The Company had a profit-sharing savings plan for all eligible employees. Employees could make voluntary deferred salary contributions up to a maximum of 100% of compensation, subject to certain federal limitations. Matching contributions, as well as profit sharing contributions, from the Company were determined at the discretion of management for each plan year following the close of the plan year.

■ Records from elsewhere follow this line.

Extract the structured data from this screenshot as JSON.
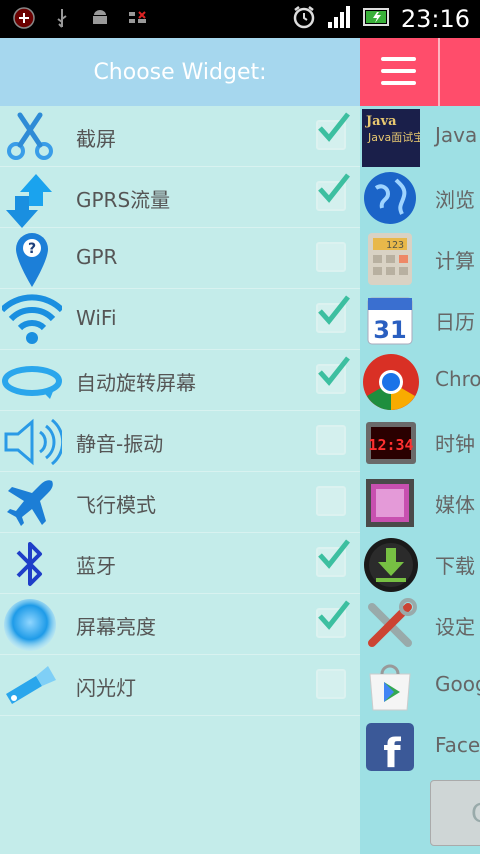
{
  "status": {
    "time": "23:16",
    "icons": [
      "record-icon",
      "usb-icon",
      "android-icon",
      "sim-icon",
      "alarm-icon",
      "signal-icon",
      "battery-icon"
    ]
  },
  "left_panel": {
    "title": "Choose Widget:",
    "items": [
      {
        "label": "截屏",
        "icon": "scissors-icon",
        "checked": true
      },
      {
        "label": "GPRS流量",
        "icon": "data-transfer-icon",
        "checked": true
      },
      {
        "label": "GPR",
        "icon": "location-pin-icon",
        "checked": false
      },
      {
        "label": "WiFi",
        "icon": "wifi-icon",
        "checked": true
      },
      {
        "label": "自动旋转屏幕",
        "icon": "rotate-icon",
        "checked": true
      },
      {
        "label": "静音-振动",
        "icon": "speaker-icon",
        "checked": false
      },
      {
        "label": "飞行模式",
        "icon": "airplane-icon",
        "checked": false
      },
      {
        "label": "蓝牙",
        "icon": "bluetooth-icon",
        "checked": true
      },
      {
        "label": "屏幕亮度",
        "icon": "brightness-icon",
        "checked": true
      },
      {
        "label": "闪光灯",
        "icon": "flashlight-icon",
        "checked": false
      }
    ]
  },
  "right_panel": {
    "apps": [
      {
        "label": "Java",
        "icon": "java-book-icon",
        "badge_text": "Java面试宝典"
      },
      {
        "label": "浏览",
        "icon": "browser-globe-icon"
      },
      {
        "label": "计算",
        "icon": "calculator-icon",
        "badge_text": "123"
      },
      {
        "label": "日历",
        "icon": "calendar-icon",
        "badge_text": "31"
      },
      {
        "label": "Chro",
        "icon": "chrome-icon"
      },
      {
        "label": "时钟",
        "icon": "clock-icon",
        "badge_text": "12:34"
      },
      {
        "label": "媒体",
        "icon": "gallery-icon"
      },
      {
        "label": "下载",
        "icon": "download-icon"
      },
      {
        "label": "设定",
        "icon": "settings-tools-icon"
      },
      {
        "label": "Goog",
        "icon": "play-store-icon"
      },
      {
        "label": "Face",
        "icon": "facebook-icon",
        "badge_text": "f"
      }
    ],
    "button_label": "C"
  }
}
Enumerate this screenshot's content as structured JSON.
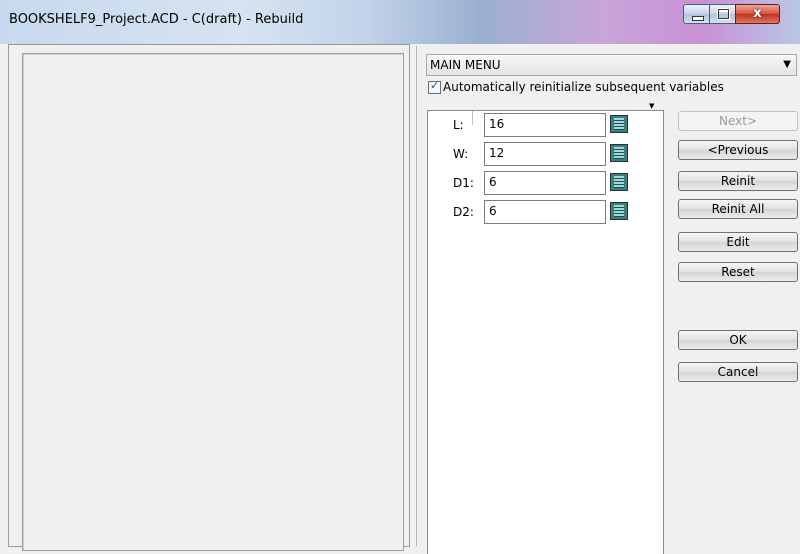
{
  "window": {
    "title": "BOOKSHELF9_Project.ACD - C(draft) - Rebuild",
    "caption_close_glyph": "x"
  },
  "main_menu": {
    "selected": "MAIN MENU"
  },
  "auto_reinit": {
    "label": "Automatically reinitialize subsequent variables",
    "checked": true
  },
  "variables": [
    {
      "label": "L:",
      "value": "16"
    },
    {
      "label": "W:",
      "value": "12"
    },
    {
      "label": "D1:",
      "value": "6"
    },
    {
      "label": "D2:",
      "value": "6"
    }
  ],
  "buttons": {
    "next": "Next>",
    "previous": "<Previous",
    "reinit": "Reinit",
    "reinit_all": "Reinit All",
    "edit": "Edit",
    "reset": "Reset",
    "ok": "OK",
    "cancel": "Cancel"
  },
  "icons": {
    "calculator": "calculator-icon",
    "dropdown": "chevron-down-icon",
    "check": "checkmark-icon"
  }
}
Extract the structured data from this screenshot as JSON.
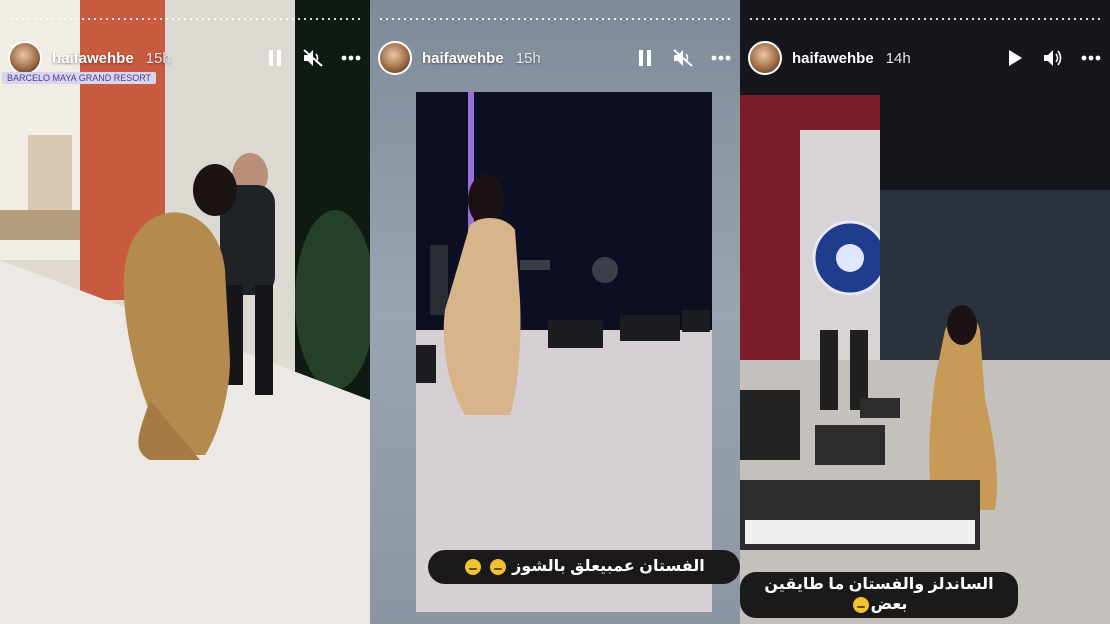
{
  "stories": [
    {
      "username": "haifawehbe",
      "time": "15h",
      "location": "BARCELO MAYA GRAND RESORT",
      "controls": [
        "pause-icon",
        "mute-icon",
        "more-icon"
      ]
    },
    {
      "username": "haifawehbe",
      "time": "15h",
      "caption": "الفستان عمبيعلق بالشوز",
      "controls": [
        "pause-icon",
        "mute-icon",
        "more-icon"
      ]
    },
    {
      "username": "haifawehbe",
      "time": "14h",
      "caption_line1": "الساندلز والفستان ما طايقين",
      "caption_line2": "بعض",
      "controls": [
        "play-icon",
        "volume-icon",
        "more-icon"
      ]
    }
  ]
}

There were no discretionary contributions for the years ending December 31, 2016 and 2015.

 

10 - CONCENTRATIONS

 

During the year ended December 31, 2016, 81% of the Company’s revenue was generated from four customers (25%, 22%, 21% and 12% on an individual basis). At December 31, 2016, balances from three customers made up 69% of accounts receivable (29%, 28% and 12% on an individual basis).

 

During the year ended December 31, 2015, 61% of the Company’s revenue was generated from three customers (34%, 17% and 10% on an individual basis). At December 31, 2015, balances from four customers made up 56% of accounts receivable (18%, 16%, 12% and 11% on an individual basis).

 

During the year ended December 31, 2016, 10% of the Company’s purchases were from one supplier. At December 31, 2016, one vendor made up 12% of the accounts payable balance.

 

During the year ended December 31, 2015, 31% of the Company’s purchases were from one supplier. At December 31, 2015, one vendor made up 11% of the accounts payable balance.

 

11 - RELATED PARTY TRANSACTIONS

 

In addition to the advances discussed in Note 6, the Company had amounts payable to related parties of $69,021 and $106,168 at December 31, 2016 and 2015, respectively. Sales to related parties were $0 for the year ended December 31, 2016 and $1,863,134 for the year ended December 31, 2015. During the years ended December 31, 2016 and 2015, the Company accrued interest expense to related parties of approximately $45,000 and $25,000, respectively.